Karl Buscher, President of PSG, said the acquisition adds complementary technologies to PSG’s pump portfolio to serve customers across various strategic end markets.
Dover, headquartered in Illinois, is a diversified global manufacturer with annual revenue exceeding $7 billion. The company operates through five segments: Engineered Products, Clean Energy & Fueling, Imaging & Identification, Pumps & Process Solutions, and Climate & Sustainability Technologies.
The company employs approximately 24,000 people globally and trades on the New York Stock Exchange under the ticker DOV.
In other recent news, Dover Corporation reported its first-quarter 2025 earnings, exceeding analysts’ expectations with an adjusted earnings per share (EPS) of $2.05, surpassing the projected $1.99. Despite a minor revenue shortfall, with earnings of $1.87 billion against the anticipated $1.88 billion, the company’s strategic direction and operational resilience have maintained investor confidence. Additionally, Dover has completed the acquisition of SIKORA AG, which will be integrated into its MAAG operating unit within the Pumps & Process Solutions segment. No financial details of the acquisition were disclosed, but the transaction aligns with Dover’s strategy to enhance its portfolio.

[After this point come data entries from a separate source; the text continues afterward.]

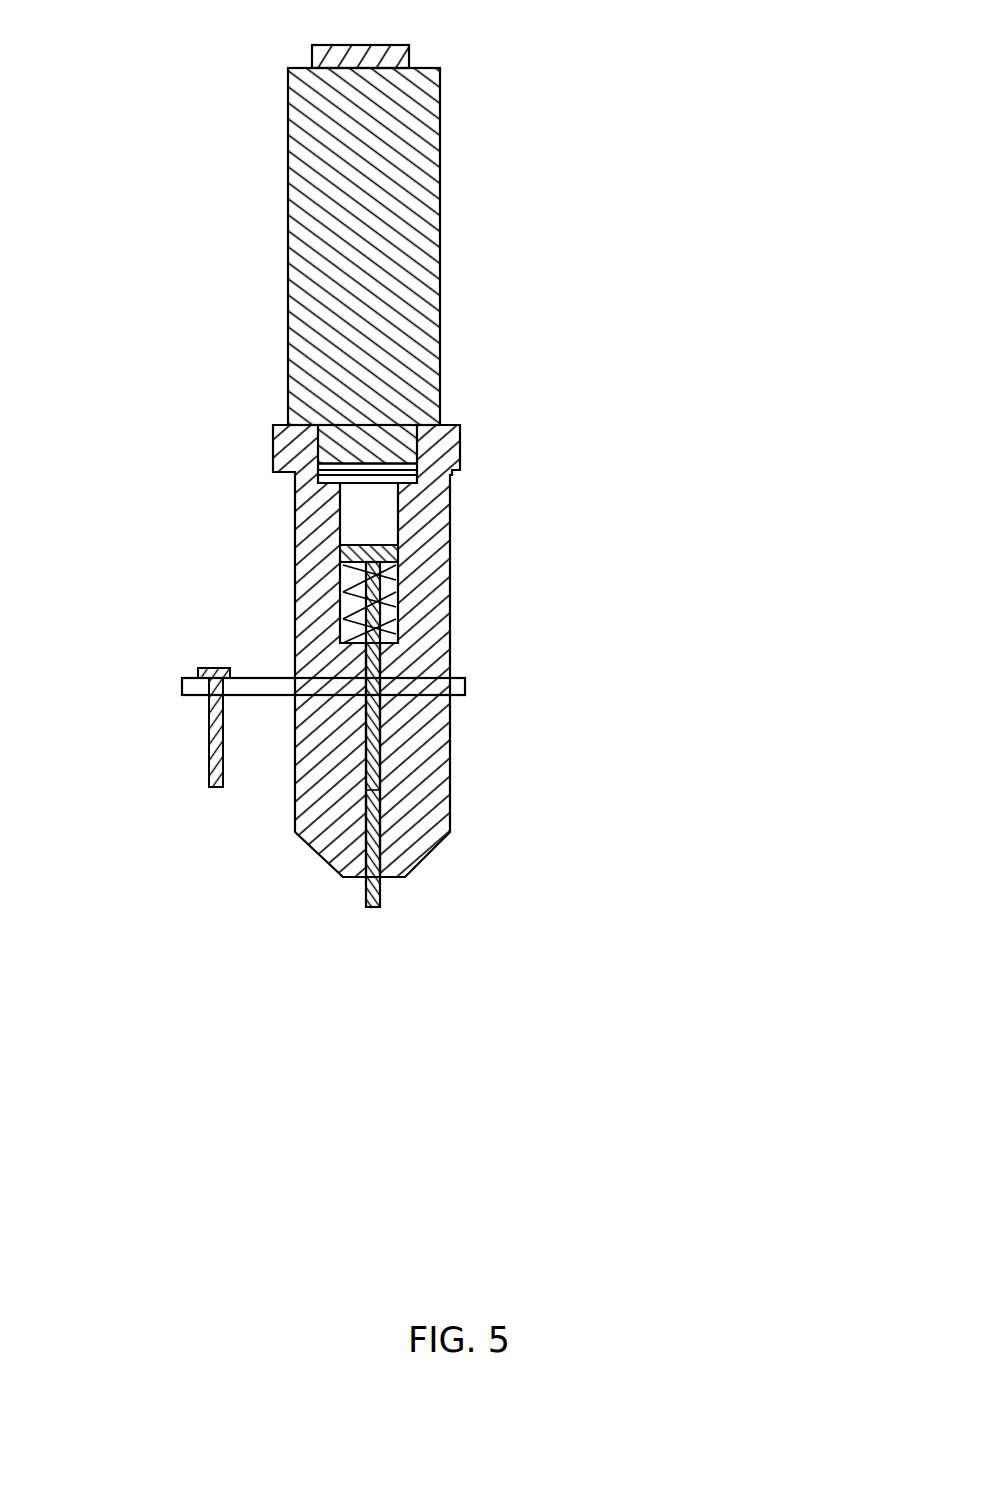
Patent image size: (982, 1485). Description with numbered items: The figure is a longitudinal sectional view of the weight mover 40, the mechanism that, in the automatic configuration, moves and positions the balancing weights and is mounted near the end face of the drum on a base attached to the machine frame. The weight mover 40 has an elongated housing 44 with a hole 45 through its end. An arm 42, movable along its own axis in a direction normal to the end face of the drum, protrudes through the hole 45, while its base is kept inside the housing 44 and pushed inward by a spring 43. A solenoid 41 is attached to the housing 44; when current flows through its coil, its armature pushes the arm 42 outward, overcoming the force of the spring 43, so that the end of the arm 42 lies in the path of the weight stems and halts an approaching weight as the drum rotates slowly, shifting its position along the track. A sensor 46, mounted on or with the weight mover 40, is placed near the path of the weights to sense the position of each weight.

The weight mover 40 is at (454, 522).
The solenoid 41 is at (478, 246).
The arm 42 is at (465, 799).
The spring 43 is at (510, 591).
The housing 44 is at (475, 651).
The hole 45 is at (464, 854).
The sensor 46 is at (270, 780).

Analysts have been active in assessing Dover’s prospects, with Mizuho raising its price target to $225.00 from $215.00, maintaining an Outperform rating. The firm cited Dover’s derisked 2025 guide and portfolio improvements through mergers and acquisitions as key factors. Meanwhile, Goldman Sachs reiterated a Buy rating with a $199.00 price target, noting Dover’s adjusted segment EBIT was 6% higher than anticipated, driven by strong performances in the DPPS and DCEF segments. However, Dover has revised its adjusted FY25 EPS guidance to $9.20 to $9.40, down from the previous range of $9.30 to $9.50, due to tariff impacts and a slight decrease in organic growth expectations. The company plans to counter these challenges with price increases and strategic adjustments.